Paie complémentaire : les listings sont déjà dans les banques

Par ailleurs, le Syndicat des Enseignants du Congo (SYECO) a plaidé
non coupable. On a appris qu’il a levé son mot de grève de bonne foi
et pour convaincre ses affiliés à reprendre le travail et délégué son
Secrétaire général au Ministère du Budget d’où il a ramené les
listings de la paie complémentaire (de 2 mois, soit 50.000
Fc/enseignant). Ces listings, selon la Secrétaire générale de SYECO,
sont déjà dans les banques qui n’attendent que les liquidités pour
payer les enseignants. Pour le SYECO et les autres syndicats de
l’EPSP, leurs membres sont bien informés et ont déjà repris leur
travail. Des tels tracts ne peuvent provenir que des éléments
marginaux.
Toutefois, plusieurs analystes – et non ses moindres – ont pointé le
mécontentement de certains compatriotes, gens parmi lesquels
figureraient des fonctionnaires (et non seulement des enseignants).

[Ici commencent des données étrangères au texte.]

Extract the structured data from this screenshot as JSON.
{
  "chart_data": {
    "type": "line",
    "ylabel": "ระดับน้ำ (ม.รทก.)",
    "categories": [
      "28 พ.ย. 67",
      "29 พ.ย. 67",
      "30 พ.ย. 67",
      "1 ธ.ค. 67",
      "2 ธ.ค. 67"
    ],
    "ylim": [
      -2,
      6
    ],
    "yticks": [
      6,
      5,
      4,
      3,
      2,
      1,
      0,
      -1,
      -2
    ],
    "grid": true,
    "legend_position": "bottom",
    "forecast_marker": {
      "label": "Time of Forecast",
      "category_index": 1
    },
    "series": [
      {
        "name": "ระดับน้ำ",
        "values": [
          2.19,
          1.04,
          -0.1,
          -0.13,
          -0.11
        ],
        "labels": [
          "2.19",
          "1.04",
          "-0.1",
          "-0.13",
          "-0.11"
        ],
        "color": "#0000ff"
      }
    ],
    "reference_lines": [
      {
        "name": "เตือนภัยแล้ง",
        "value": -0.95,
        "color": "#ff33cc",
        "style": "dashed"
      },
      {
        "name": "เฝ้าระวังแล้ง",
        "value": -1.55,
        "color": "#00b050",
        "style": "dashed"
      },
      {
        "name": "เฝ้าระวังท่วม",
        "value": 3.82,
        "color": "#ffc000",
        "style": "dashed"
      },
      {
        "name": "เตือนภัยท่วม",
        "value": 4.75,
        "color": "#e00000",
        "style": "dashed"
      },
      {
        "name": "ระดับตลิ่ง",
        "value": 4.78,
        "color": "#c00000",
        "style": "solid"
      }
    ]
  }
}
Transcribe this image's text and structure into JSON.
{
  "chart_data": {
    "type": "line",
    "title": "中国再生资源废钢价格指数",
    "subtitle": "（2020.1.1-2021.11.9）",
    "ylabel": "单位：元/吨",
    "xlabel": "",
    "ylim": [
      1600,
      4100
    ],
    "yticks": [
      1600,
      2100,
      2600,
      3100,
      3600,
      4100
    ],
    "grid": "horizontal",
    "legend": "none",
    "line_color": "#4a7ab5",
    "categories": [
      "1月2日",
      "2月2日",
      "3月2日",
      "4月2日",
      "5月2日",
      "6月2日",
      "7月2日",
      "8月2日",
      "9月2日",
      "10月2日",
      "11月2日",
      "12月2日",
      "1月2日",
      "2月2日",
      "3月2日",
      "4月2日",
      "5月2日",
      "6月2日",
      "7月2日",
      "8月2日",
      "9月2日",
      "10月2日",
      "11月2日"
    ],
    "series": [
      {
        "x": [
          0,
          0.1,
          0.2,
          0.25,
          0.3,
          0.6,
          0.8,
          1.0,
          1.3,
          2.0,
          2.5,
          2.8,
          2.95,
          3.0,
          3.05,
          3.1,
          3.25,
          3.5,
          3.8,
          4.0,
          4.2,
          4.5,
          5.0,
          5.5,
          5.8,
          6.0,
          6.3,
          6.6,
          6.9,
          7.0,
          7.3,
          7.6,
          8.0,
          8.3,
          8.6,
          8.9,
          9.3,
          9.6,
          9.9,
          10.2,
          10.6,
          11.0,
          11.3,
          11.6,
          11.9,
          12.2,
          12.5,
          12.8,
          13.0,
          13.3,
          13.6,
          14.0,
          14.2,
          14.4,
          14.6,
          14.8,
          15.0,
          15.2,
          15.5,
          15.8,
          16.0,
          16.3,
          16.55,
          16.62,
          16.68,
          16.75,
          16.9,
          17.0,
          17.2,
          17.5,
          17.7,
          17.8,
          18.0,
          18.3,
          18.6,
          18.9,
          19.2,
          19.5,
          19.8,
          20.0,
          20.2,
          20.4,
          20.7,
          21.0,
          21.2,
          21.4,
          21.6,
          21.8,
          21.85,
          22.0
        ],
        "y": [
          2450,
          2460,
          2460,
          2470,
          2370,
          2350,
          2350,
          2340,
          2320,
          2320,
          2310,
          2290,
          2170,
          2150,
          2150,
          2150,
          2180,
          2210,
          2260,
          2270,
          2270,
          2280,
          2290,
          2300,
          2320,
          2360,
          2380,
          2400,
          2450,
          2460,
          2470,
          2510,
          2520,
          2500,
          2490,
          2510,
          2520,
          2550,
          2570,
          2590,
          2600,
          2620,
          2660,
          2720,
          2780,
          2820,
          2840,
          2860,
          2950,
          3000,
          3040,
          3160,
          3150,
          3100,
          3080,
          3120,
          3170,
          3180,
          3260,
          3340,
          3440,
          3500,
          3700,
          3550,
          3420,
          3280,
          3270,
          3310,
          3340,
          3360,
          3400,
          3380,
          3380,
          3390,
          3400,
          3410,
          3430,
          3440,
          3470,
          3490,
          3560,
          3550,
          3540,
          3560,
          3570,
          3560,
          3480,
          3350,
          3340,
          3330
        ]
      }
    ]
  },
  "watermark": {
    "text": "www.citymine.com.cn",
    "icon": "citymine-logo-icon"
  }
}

Mécontents de la modicité de leurs salaires versés par l’Etat, ils
inciteraient les élèves et enseignants à boycotter les cours. Cette
catégorie de mécontents silencieux posent souvent des actes discrets,
pour interpeller les décideurs lorsqu’ils pensent que les
revendicateurs officiels ont failli.

Répartition équitable du revenu national et alignement des salaires de
fonctionnaires de l’Etat
Par ailleurs, il y en a qui continuent de soutenir jusqu’à présent
que les vraies revendications des fonctionnaires et enseignants ne
sont pas celles contenues dans le Cahier de charge présenté au
Gouvernement par l’Intersyndicale de l’EPSP. Car, une fois le dollar
réévalué, les salaires s’amenuiseront de plus en plus et nul ne peut,
à ce stade,, prédire jusqu’où ira la dépréciation de la monnaie
nationale. Les organisations, telle que la Voix des Sans Voix pour les
Droits de l’Homme (VSV) avaient demandé aux agents et fonctionnaires
de l’Etat de ne pas se contenter des solutions ponctuelles, mais
plutôt de celles qui sont durables.
Les vraies revendications de tout fonctionnaire ou enseignant devaient
graviter autour de deux axes, à savoir la répartition équitable du
revenu national qui implique la réduction du train de vie des
animateurs des institutions telles que « Président de la République et
le Gouvernement ». Pour elle, on doit connaître ce que touchent
réellement les animateurs de ces institutions et leurs collaborateurs
pour mieux indexer les salaires des agents et fonctionnaires, selon
une proportion déjà déterminée par la loi pour mieux combattre toute
injustice salariale.  Ainsi, on mettrait un terme à toutes ces
agitations incontrôlées ici et là, particulièrement dans les écoles.